It’s time to show your strength, Brother! Test your mettle and temper your wit in the proving ground where little Brothers become Goron men! Welcome to Gor Coron’s proving ground – a sauna rung with steel, a hike so tough it has callouses, and a sizzling sumo ring: the Goron Mines! The Three Goron Blood Brothers wish that their precious Gut Check Rock could measure up to this cavern of manliness and fortitude! Deep inside an eternally erupting volcano, the Gorons toil away mining ore to trade with the innocuous foothill village of Kakariko. In the Era of Twilight, their leader has been torn away by the corrupting influence of an ancient evil, their strength spent on making the very same caverns that are their livelihood into a prison for the Twilit Igniter. Who should come but a small boy with irrational courage, a sharp eye, and a cheeky trick up his ankle…
Across all of Twilight Princess, the environments are unique and tell as much story as the people that inhabit them – even if the issues plaguing these places are not unfamiliar threats. Much like the calamities of Ocarina of Time, Zora’s Domain has frozen over; the Woods are infested with a poisonous blight; and Death Mountain is erupting uncontrollably – talk about Ganondorf being up to his old tricks. With frozen Zora and the lack of a Deku tree or the Kokiri, the Eldin Province is one of the most lively sites of calamity. Kakariko Village sits in its foothills, sheltering many of the children of the game and providing a place of rest and support for Link away from home. The proud Gorons sequester their shadow alone atop the peak, throwing their weight around to turn outsiders away.

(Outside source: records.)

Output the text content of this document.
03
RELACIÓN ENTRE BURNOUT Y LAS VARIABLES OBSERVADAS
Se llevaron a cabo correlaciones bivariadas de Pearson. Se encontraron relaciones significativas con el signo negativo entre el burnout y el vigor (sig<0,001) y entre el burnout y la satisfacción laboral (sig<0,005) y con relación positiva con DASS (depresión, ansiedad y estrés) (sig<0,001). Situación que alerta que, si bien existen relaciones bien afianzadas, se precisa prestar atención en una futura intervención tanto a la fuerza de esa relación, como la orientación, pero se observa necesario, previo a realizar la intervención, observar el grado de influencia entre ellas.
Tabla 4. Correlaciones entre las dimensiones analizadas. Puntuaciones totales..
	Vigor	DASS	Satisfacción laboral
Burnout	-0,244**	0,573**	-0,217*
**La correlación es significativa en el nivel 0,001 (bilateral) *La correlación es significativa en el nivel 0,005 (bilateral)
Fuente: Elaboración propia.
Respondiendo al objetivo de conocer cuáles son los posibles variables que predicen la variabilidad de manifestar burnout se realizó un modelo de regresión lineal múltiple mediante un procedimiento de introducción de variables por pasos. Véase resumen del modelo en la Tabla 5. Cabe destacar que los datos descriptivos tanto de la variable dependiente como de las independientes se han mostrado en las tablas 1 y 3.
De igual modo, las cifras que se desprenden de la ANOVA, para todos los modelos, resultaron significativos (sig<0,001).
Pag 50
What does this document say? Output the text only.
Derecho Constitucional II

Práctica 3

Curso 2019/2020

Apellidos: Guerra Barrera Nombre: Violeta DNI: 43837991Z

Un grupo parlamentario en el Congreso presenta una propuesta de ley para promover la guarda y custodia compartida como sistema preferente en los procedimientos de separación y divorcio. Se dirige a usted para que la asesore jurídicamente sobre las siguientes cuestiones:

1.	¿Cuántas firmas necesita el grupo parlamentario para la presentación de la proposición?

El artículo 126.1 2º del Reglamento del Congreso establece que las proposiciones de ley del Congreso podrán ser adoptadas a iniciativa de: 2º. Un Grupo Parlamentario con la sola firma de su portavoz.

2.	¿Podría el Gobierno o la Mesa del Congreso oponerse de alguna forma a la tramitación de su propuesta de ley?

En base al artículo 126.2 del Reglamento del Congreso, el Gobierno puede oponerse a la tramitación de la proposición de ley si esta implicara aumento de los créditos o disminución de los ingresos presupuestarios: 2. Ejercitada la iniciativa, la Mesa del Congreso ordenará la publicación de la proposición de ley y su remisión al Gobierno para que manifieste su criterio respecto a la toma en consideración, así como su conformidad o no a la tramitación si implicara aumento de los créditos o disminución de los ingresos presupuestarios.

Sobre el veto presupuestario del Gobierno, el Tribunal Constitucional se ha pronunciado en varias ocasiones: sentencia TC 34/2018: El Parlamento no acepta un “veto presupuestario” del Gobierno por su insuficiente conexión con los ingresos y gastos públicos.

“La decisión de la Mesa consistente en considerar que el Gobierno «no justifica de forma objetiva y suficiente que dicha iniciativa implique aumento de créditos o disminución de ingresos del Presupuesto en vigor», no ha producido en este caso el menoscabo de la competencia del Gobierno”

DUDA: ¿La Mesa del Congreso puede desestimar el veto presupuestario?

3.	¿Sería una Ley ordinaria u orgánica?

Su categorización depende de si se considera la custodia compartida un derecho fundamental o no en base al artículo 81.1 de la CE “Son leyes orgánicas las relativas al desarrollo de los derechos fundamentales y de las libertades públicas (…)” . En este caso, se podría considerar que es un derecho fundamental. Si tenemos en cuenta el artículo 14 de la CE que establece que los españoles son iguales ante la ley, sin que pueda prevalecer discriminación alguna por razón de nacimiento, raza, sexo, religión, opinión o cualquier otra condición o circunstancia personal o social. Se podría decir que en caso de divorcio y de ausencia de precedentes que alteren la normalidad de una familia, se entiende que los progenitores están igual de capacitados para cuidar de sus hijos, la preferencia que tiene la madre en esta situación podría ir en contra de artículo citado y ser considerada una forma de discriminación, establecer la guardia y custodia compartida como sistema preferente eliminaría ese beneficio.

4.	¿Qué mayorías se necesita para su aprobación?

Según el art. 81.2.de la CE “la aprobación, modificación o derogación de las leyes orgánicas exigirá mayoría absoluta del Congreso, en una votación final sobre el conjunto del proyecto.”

Link needing to prove himself a friend of the Gorons is not new either. Be it sharing the music of the forest with Darunia or proving his mettle to the Goron Blood Brothers at Gut Check Rock, the Hylian has a way of subverting the expectations that come with his smaller frame. In the case of the Hero of Twilight, the Gorons pose a challenge of might that Link alone is not equipped to handle, but he certainly has the technique to win on equal footing. Early in the game, as a goatherd, he has to stop an escaping Ordon goat as it charges the fences – throwing itself at him with the animal might and recklessness only a Goron would think to use. With some teaching from Mayor Bo on the sport of sumo (and some boots of dubious legality in the sport), Link already has the basic technique to make a Goron think twice about bowling him over.
The story doesn’t end at climbing Death Mountain. In fact, aside from wrestling with Gor Coron, he hardly breaks a sweat. The sauna comes after the workout – the Goron Mines themselves. We know that the Gorons supply a significant portion of the raw iron used by the Kingdom of Hyrule, and the Mines show for it. The equipment and scaffolding are made of wrought iron, and the cranes use magnetic surfaces to transport immensely heavy loads. With the combined turmoil caused by the Twilit Igniter rampaging and the eruption of the mountain, the heat has been turned up to an eleven – eleven hundred degrees Celsius, in fact. While this heat bothers even some Gorons, Link perseveres – facing fire-breathing Dondongos and Fire Slugs, engaging in a pleasant swim through some of the mineral waters around the Caldera, and a firefight navigating the various platforms in the crater itself. It’s a marvel to not be lightheaded, especially when half of this time he’s dangling sideways or upside down by his ankles…

Above all else in this region, and all of the empirically cool things that Link does to traverse it, is the mini-boss fight. While the eyepiece of most Zelda dungeons is the Dungeon Boss, the Goron Mine doesn’t feel that way. Fyrus feels like a glorified Beamos, whereas Dangoro feels like the culmination of the climb up Death Mountain and traversing the Goron Mine. Not only does the fight take place in a massive, magnetic sumo ring where Link has to balance the mobility of lacking the Iron Boots and the traction of wearing them, but Dangoro is an adept when it comes to parrying Link’s traditional attacks. It combines Gor Coron’s sumo match, where Link’s proximity to the edge of the ring makes for a riskier fight and a greater chance of winning the bout; and the ascent from the foothills of Death Mountain, where Link had to toss aside bulky Gorons as they careened towards him. It is a careful dance of prediction, mobility, and timing for the perfect counter. It is the apex of Link’s story in the Eldin region, and Fyrus is the denouement.
I may have my favorite moments in Twilight Princess – things that stand alone as memorable – like the Hidden Village shootout, or the cutscene when the twilight is banished from Link. Of the story’s narrative arcs, conquering Death Mountain stands as a mastery of showing through story – giving the player a picture of what the Goron way of life truly is: grueling, tough, and built on respect for personal strength. It is a chapter of the game that I replay happily, even this year for the two-dozenth time or more, seeing it as the moment where the Hero of Twilight becomes more than the goatherd of Ordon – but a warrior with the power, courage, and wisdom to carry the mantle of Hero.